Jeremiah - A VERY Smart Quality Manager at one company I worked for told me one day, "All metal is RUBBER, You put enough force on it and it ALL moves!". We were talking about HUGE cast iron castings for machine tools, machine tables, beds, head stocks, etc. They had a Coordinate measuring machine right outside our door that was large enough to park my F250 pickup on and measure every dimension with to +/- .00002" accuracy.

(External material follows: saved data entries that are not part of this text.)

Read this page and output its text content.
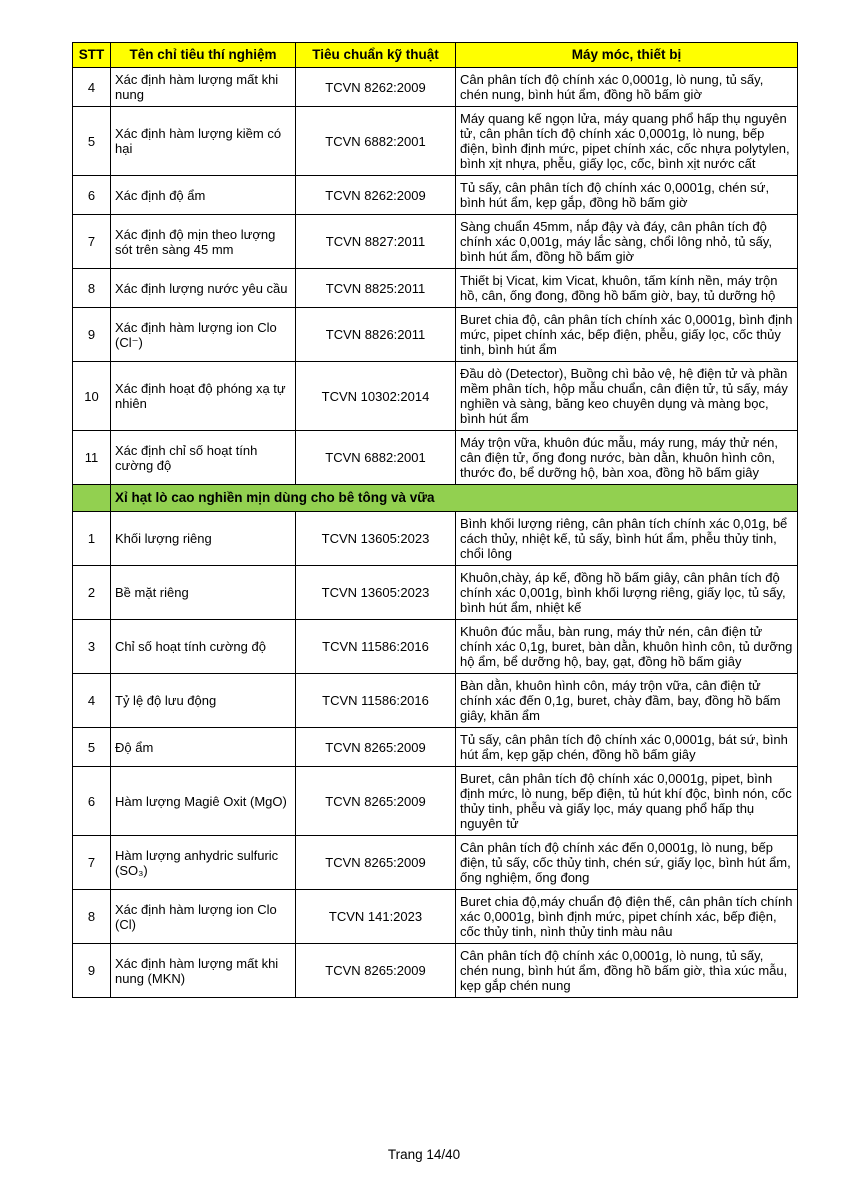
STT	Tên chỉ tiêu thí nghiệm	Tiêu chuẩn kỹ thuật	Máy móc, thiết bị
4	Xác định hàm lượng mất khi nung	TCVN 8262:2009	Cân phân tích độ chính xác 0,0001g, lò nung, tủ sấy, chén nung, bình hút ẩm, đồng hồ bấm giờ
5	Xác định hàm lượng kiềm có hại	TCVN 6882:2001	Máy quang kế ngọn lửa, máy quang phổ hấp thụ nguyên tử, cân phân tích độ chính xác 0,0001g, lò nung, bếp điện, bình định mức, pipet chính xác, cốc nhựa polytylen, bình xịt nhựa, phễu, giấy lọc, cốc, bình xịt nước cất
6	Xác định độ ẩm	TCVN 8262:2009	Tủ sấy, cân phân tích độ chính xác 0,0001g, chén sứ, bình hút ẩm, kẹp gắp, đồng hồ bấm giờ
7	Xác định độ mịn theo lượng sót trên sàng 45 mm	TCVN 8827:2011	Sàng chuẩn 45mm, nắp đậy và đáy, cân phân tích độ chính xác 0,001g, máy lắc sàng, chổi lông nhỏ, tủ sấy, bình hút ẩm, đồng hồ bấm giờ
8	Xác định lượng nước yêu cầu	TCVN 8825:2011	Thiết bị Vicat, kim Vicat, khuôn, tấm kính nền, máy trộn hồ, cân, ống đong, đồng hồ bấm giờ, bay, tủ dưỡng hộ
9	Xác định hàm lượng ion Clo (Cl⁻)	TCVN 8826:2011	Buret chia độ, cân phân tích chính xác 0,0001g, bình định mức, pipet chính xác, bếp điện, phễu, giấy lọc, cốc thủy tinh, bình hút ẩm
10	Xác định hoạt độ phóng xạ tự nhiên	TCVN 10302:2014	Đầu dò (Detector), Buồng chì bảo vệ, hệ điện tử và phần mềm phân tích, hộp mẫu chuẩn, cân điện tử, tủ sấy, máy nghiền và sàng, băng keo chuyên dụng và màng bọc, bình hút ẩm
11	Xác định chỉ số hoạt tính cường độ	TCVN 6882:2001	Máy trộn vữa, khuôn đúc mẫu, máy rung, máy thử nén, cân điện tử, ống đong nước, bàn dằn, khuôn hình côn, thước đo, bể dưỡng hộ, bàn xoa, đồng hồ bấm giây
	Xỉ hạt lò cao nghiền mịn dùng cho bê tông và vữa		
1	Khối lượng riêng	TCVN 13605:2023	Bình khối lượng riêng, cân phân tích chính xác 0,01g, bể cách thủy, nhiệt kế, tủ sấy, bình hút ẩm, phễu thủy tinh, chổi lông
2	Bề mặt riêng	TCVN 13605:2023	Khuôn,chày, áp kế, đồng hồ bấm giây, cân phân tích độ chính xác 0,001g, bình khối lượng riêng, giấy lọc, tủ sấy, bình hút ẩm, nhiệt kế
3	Chỉ số hoạt tính cường độ	TCVN 11586:2016	Khuôn đúc mẫu, bàn rung, máy thử nén, cân điện tử chính xác 0,1g, buret, bàn dằn, khuôn hình côn, tủ dưỡng hộ ẩm, bể dưỡng hộ, bay, gạt, đồng hồ bấm giây
4	Tỷ lệ độ lưu động	TCVN 11586:2016	Bàn dằn, khuôn hình côn, máy trộn vữa, cân điện tử chính xác đến 0,1g, buret, chày đầm, bay, đồng hồ bấm giây, khăn ẩm
5	Độ ẩm	TCVN 8265:2009	Tủ sấy, cân phân tích độ chính xác 0,0001g, bát sứ, bình hút ẩm, kẹp gặp chén, đồng hồ bấm giây
6	Hàm lượng Magiê Oxit (MgO)	TCVN 8265:2009	Buret, cân phân tích độ chính xác 0,0001g, pipet, bình định mức, lò nung, bếp điện, tủ hút khí độc, bình nón, cốc thủy tinh, phễu và giấy lọc, máy quang phổ hấp thụ nguyên tử
7	Hàm lượng anhydric sulfuric (SO₃)	TCVN 8265:2009	Cân phân tích độ chính xác đến 0,0001g, lò nung, bếp điện, tủ sấy, cốc thủy tinh, chén sứ, giấy lọc, bình hút ẩm, ống nghiệm, ống đong
8	Xác định hàm lượng ion Clo (Cl)	TCVN 141:2023	Buret chia độ,máy chuẩn độ điện thế, cân phân tích chính xác 0,0001g, bình định mức, pipet chính xác, bếp điện, cốc thủy tinh, nình thủy tinh màu nâu
9	Xác định hàm lượng mất khi nung (MKN)	TCVN 8265:2009	Cân phân tích độ chính xác 0,0001g, lò nung, tủ sấy, chén nung, bình hút ẩm, đồng hồ bấm giờ, thìa xúc mẫu, kẹp gắp chén nung
Trang 14/40
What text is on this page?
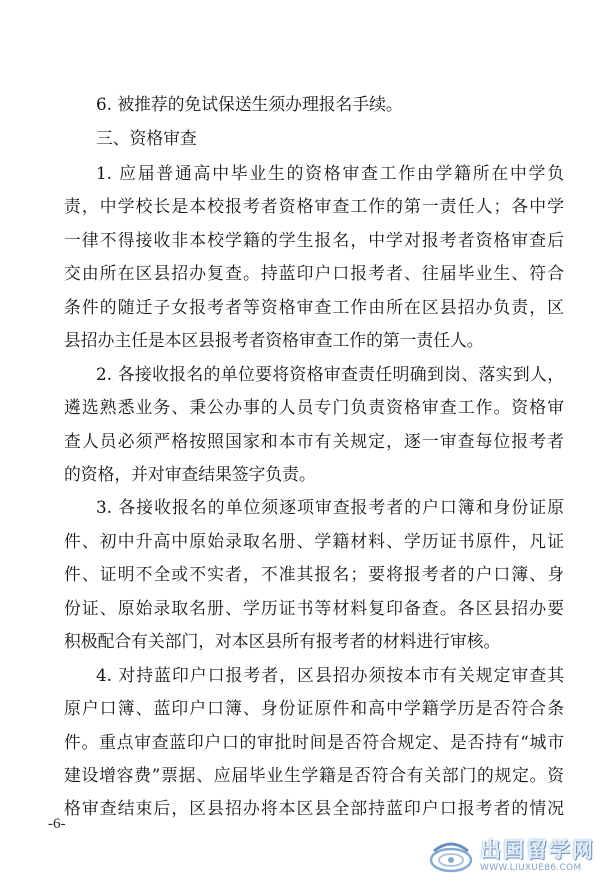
6. 被推荐的免试保送生须办理报名手续。

三、资格审查

1. 应届普通高中毕业生的资格审查工作由学籍所在中学负

责，中学校长是本校报考者资格审查工作的第一责任人；各中学

一律不得接收非本校学籍的学生报名，中学对报考者资格审查后

交由所在区县招办复查。持蓝印户口报考者、往届毕业生、符合

条件的随迁子女报考者等资格审查工作由所在区县招办负责，区

县招办主任是本区县报考者资格审查工作的第一责任人。

2. 各接收报名的单位要将资格审查责任明确到岗、落实到人，

遴选熟悉业务、秉公办事的人员专门负责资格审查工作。资格审

查人员必须严格按照国家和本市有关规定，逐一审查每位报考者

的资格，并对审查结果签字负责。

3. 各接收报名的单位须逐项审查报考者的户口簿和身份证原

件、初中升高中原始录取名册、学籍材料、学历证书原件，凡证

件、证明不全或不实者，不准其报名；要将报考者的户口簿、身

份证、原始录取名册、学历证书等材料复印备查。各区县招办要

积极配合有关部门，对本区县所有报考者的材料进行审核。

4. 对持蓝印户口报考者，区县招办须按本市有关规定审查其

原户口簿、蓝印户口簿、身份证原件和高中学籍学历是否符合条

件。重点审查蓝印户口的审批时间是否符合规定、是否持有“城市

建设增容费”票据、应届毕业生学籍是否符合有关部门的规定。资

格审查结束后，区县招办将本区县全部持蓝印户口报考者的情况

-6-
出国留学网
WWW.LIUXUE86.COM
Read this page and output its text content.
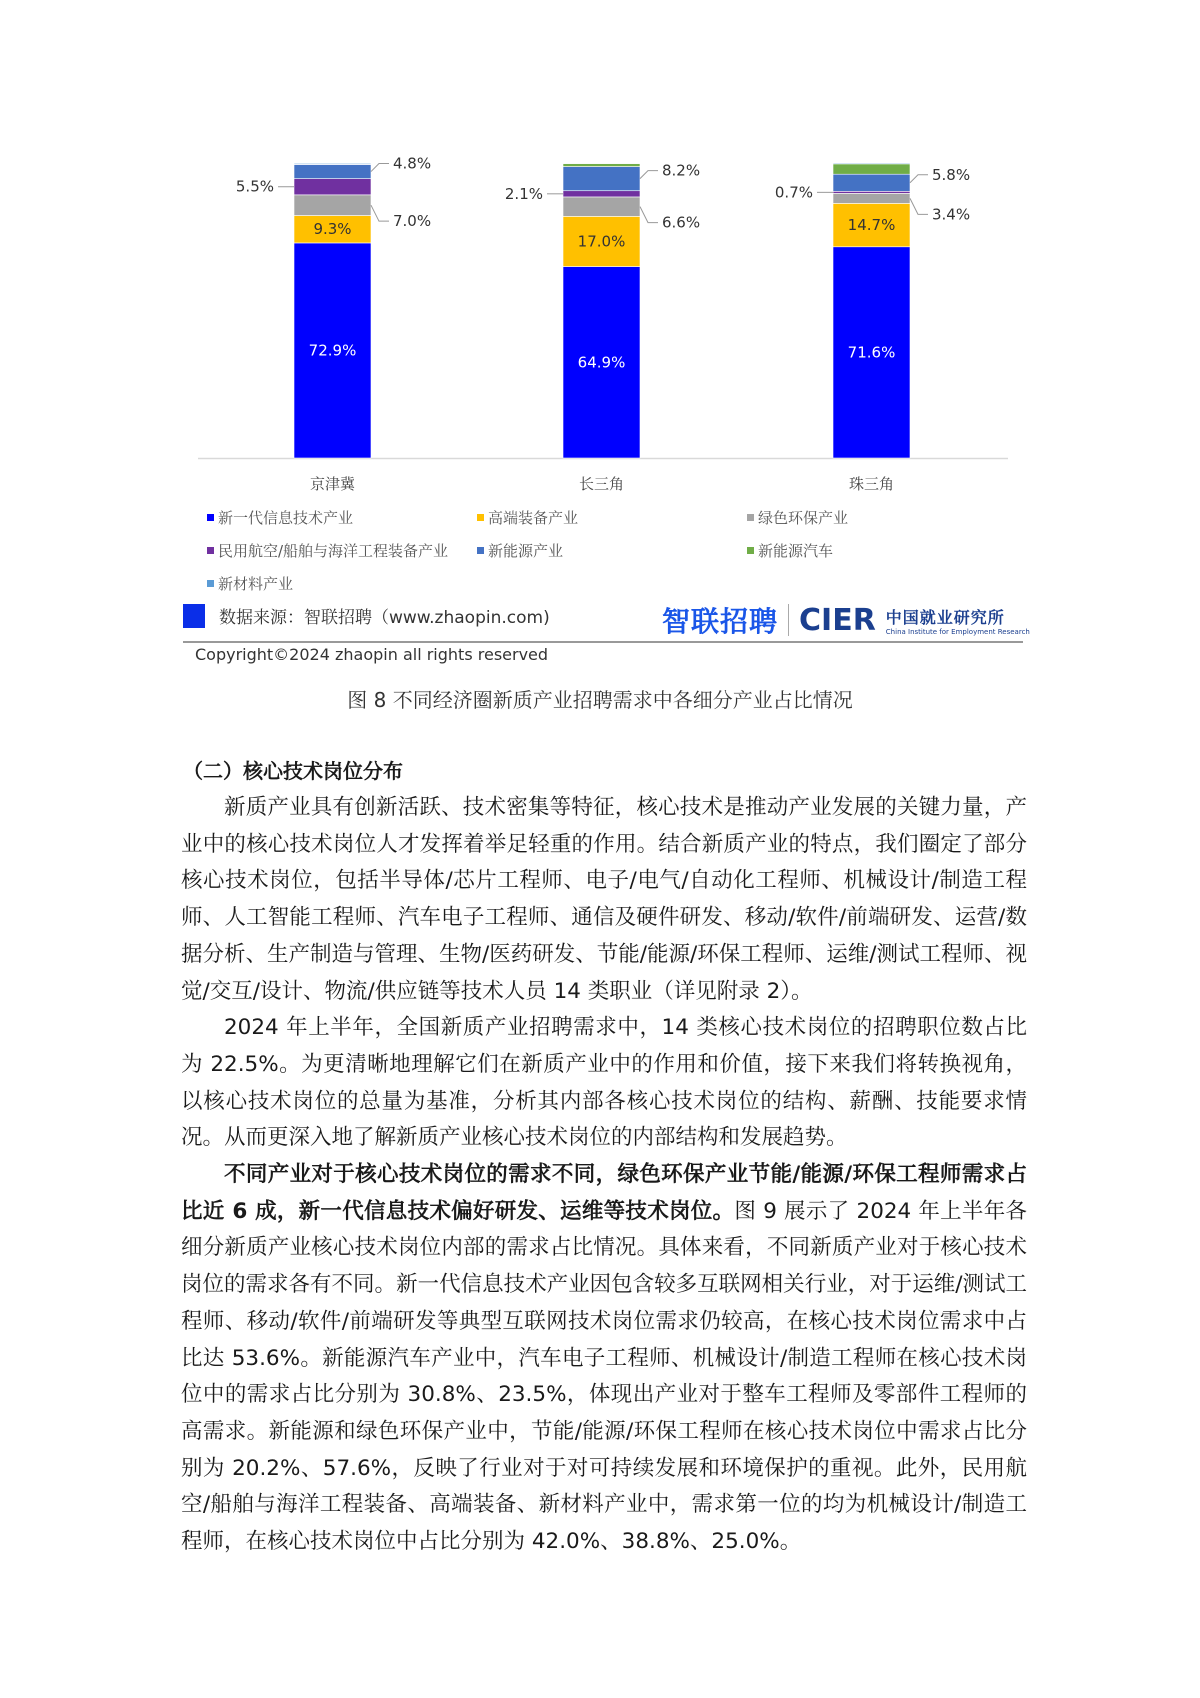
72.9%
9.3%	7.0%
5.5%
4.8%
京津冀
64.9%
17.0%
6.6%
2.1%
8.2%
长三角
71.6%
14.7%
3.4%
0.7%
5.8%
珠三角
新一代信息技术产业	高端装备产业	绿色环保产业
民用航空/船舶与海洋工程装备产业	新能源产业	新能源汽车
新材料产业
数据来源：智联招聘（www.zhaopin.com)	智联招聘 CIER 中国就业研究所
China Institute for Employment Research
Copyright©2024 zhaopin all rights reserved
图 8 不同经济圈新质产业招聘需求中各细分产业占比情况
（二）核心技术岗位分布

新质产业具有创新活跃、技术密集等特征，核心技术是推动产业发展的关键力量，产业中的核心技术岗位人才发挥着举足轻重的作用。结合新质产业的特点，我们圈定了部分核心技术岗位，包括半导体/芯片工程师、电子/电气/自动化工程师、机械设计/制造工程师、人工智能工程师、汽车电子工程师、通信及硬件研发、移动/软件/前端研发、运营/数据分析、生产制造与管理、生物/医药研发、节能/能源/环保工程师、运维/测试工程师、视觉/交互/设计、物流/供应链等技术人员 14 类职业（详见附录 2）。

2024 年上半年，全国新质产业招聘需求中，14 类核心技术岗位的招聘职位数占比为 22.5%。为更清晰地理解它们在新质产业中的作用和价值，接下来我们将转换视角，以核心技术岗位的总量为基准，分析其内部各核心技术岗位的结构、薪酬、技能要求情况。从而更深入地了解新质产业核心技术岗位的内部结构和发展趋势。

不同产业对于核心技术岗位的需求不同，绿色环保产业节能/能源/环保工程师需求占比近 6 成，新一代信息技术偏好研发、运维等技术岗位。图 9 展示了 2024 年上半年各细分新质产业核心技术岗位内部的需求占比情况。具体来看，不同新质产业对于核心技术岗位的需求各有不同。新一代信息技术产业因包含较多互联网相关行业，对于运维/测试工程师、移动/软件/前端研发等典型互联网技术岗位需求仍较高，在核心技术岗位需求中占比达 53.6%。新能源汽车产业中，汽车电子工程师、机械设计/制造工程师在核心技术岗位中的需求占比分别为 30.8%、23.5%，体现出产业对于整车工程师及零部件工程师的高需求。新能源和绿色环保产业中，节能/能源/环保工程师在核心技术岗位中需求占比分别为 20.2%、57.6%，反映了行业对于对可持续发展和环境保护的重视。此外，民用航空/船舶与海洋工程装备、高端装备、新材料产业中，需求第一位的均为机械设计/制造工程师，在核心技术岗位中占比分别为 42.0%、38.8%、25.0%。
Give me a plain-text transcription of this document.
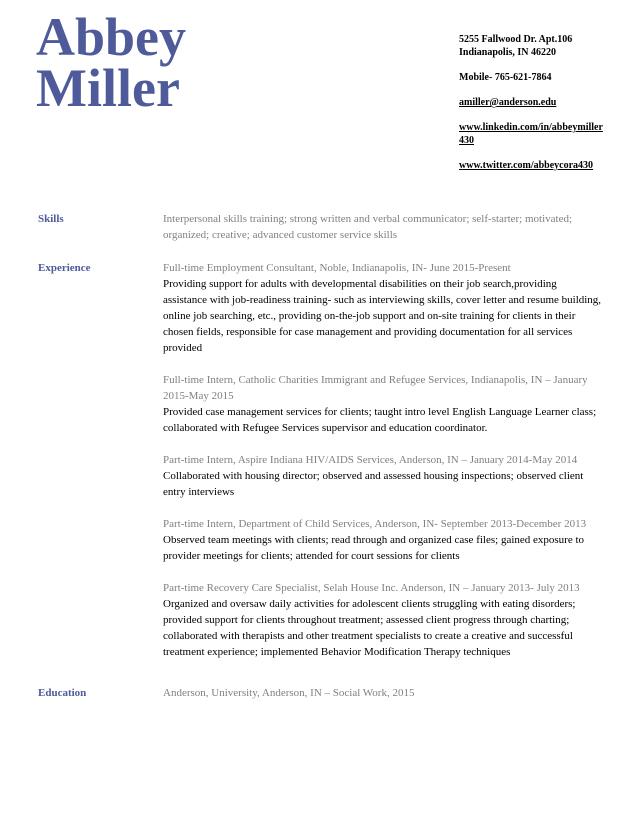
Abbey
Miller
5255 Fallwood Dr. Apt.106
Indianapolis, IN 46220
Mobile- 765-621-7864
amiller@anderson.edu
www.linkedin.com/in/abbeymiller
430
www.twitter.com/abbeycora430
Skills	Interpersonal skills training; strong written and verbal communicator; self-starter; motivated; organized; creative; advanced customer service skills
Experience	Full-time Employment Consultant, Noble, Indianapolis, IN- June 2015-Present
Providing support for adults with developmental disabilities on their job search,providing assistance with job-readiness training- such as interviewing skills, cover letter and resume building, online job searching, etc., providing on-the-job support and on-site training for clients in their chosen fields, responsible for case management and providing documentation for all services provided
Full-time Intern, Catholic Charities Immigrant and Refugee Services, Indianapolis, IN – January 2015-May 2015
Provided case management services for clients; taught intro level English Language Learner class; collaborated with Refugee Services supervisor and education coordinator.
Part-time Intern, Aspire Indiana HIV/AIDS Services, Anderson, IN – January 2014-May 2014
Collaborated with housing director; observed and assessed housing inspections; observed client entry interviews
Part-time Intern, Department of Child Services, Anderson, IN- September 2013-December 2013
Observed team meetings with clients; read through and organized case files; gained exposure to provider meetings for clients; attended for court sessions for clients
Part-time Recovery Care Specialist, Selah House Inc. Anderson, IN – January 2013- July 2013
Organized and oversaw daily activities for adolescent clients struggling with eating disorders; provided support for clients throughout treatment; assessed client progress through charting; collaborated with therapists and other treatment specialists to create a creative and successful treatment experience; implemented Behavior Modification Therapy techniques
Education	Anderson, University, Anderson, IN – Social Work, 2015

When you get into the finer points of machining, there's pretty well established tables for proper speeds & feeds for turning, drilling, milling, etc. You can run slower with just extended times for the task at hand, but running faster normally burns up the tool. On today's cutting inserts used for turning metal the edges are not sharp. So I expect speeds & feeds wouldn't effect the chip much. The idea is that most of the heat is supposed to be removed with the chip, the work piece is supposed to stay cool, or at least cooler. Lubricant helps a LOT to keep things cool.
Takes a LOT of horse-power to take big cuts. Company I used to send a LOT of work to had a big lathe, could turn 30 feet between centers up to 5-6 FEET in diameter, and there was a Bigger lathe in town too, but I didn't send as much work there. The company bought a piece of old propeller shafting salvaged from a scrapped ocean going freight ship. They turned the diameter down about a foot one Saturday. They had LOTS of HP in that lathe, they were taking a cut with a 3/4" or 1" square insert, cut was about 1/2" deep at a 45 degree angle, and the feed was pretty good too, probably about .050" per revolution. The chips were close to 1/8th inch thick, almost an inch long and an inch wide. The lathe operator was pushing a wheel barrow along the bed of the lathe to catch the chips as they came off the cutting tool. It saved them time from just letting them fall into the bed of the lathe. I've since bought finished parts that were much smaller than those chips were!
Most companies want the chips to break up into small pieces. Some materials, like normalized alloy steel sometimes produce long stringy chips, which form rats nests around the cutting tool. If that happens on a CNC turning center with a tool changer it fouls the tool holder and the machine will probably drop the tool. I had a manufacturing engineer, a VERY GOOD one, bring me a little "Project". "This suppliers 304 SS castings are, "Good", (he dropped a handful of small broken-up chips on my desk), This suppliers castings are BAD..(places a rat's nest of ONE stringy chip dozens of feet long on my desk), Now get So-in-So to make their castings like the OTHER Guy!" Turned out the last operation on 304 SS castings is "Solution Annealing", similar to a quench & temper on a steel casting, the heat-treater for the supplier of the rat's nest casting wasn't holding the parts at the temp necessary to convert all the carbides in the metal long enough.
When I was at FARMALL, they machined tons of gray iron castings every day. It's real easy to machine, the chips are always small and break up really fine. Cuts like butter. But it's filthy because of all the carbon in the metal. Even though steel is much tougher I like machining it much better because it's clean.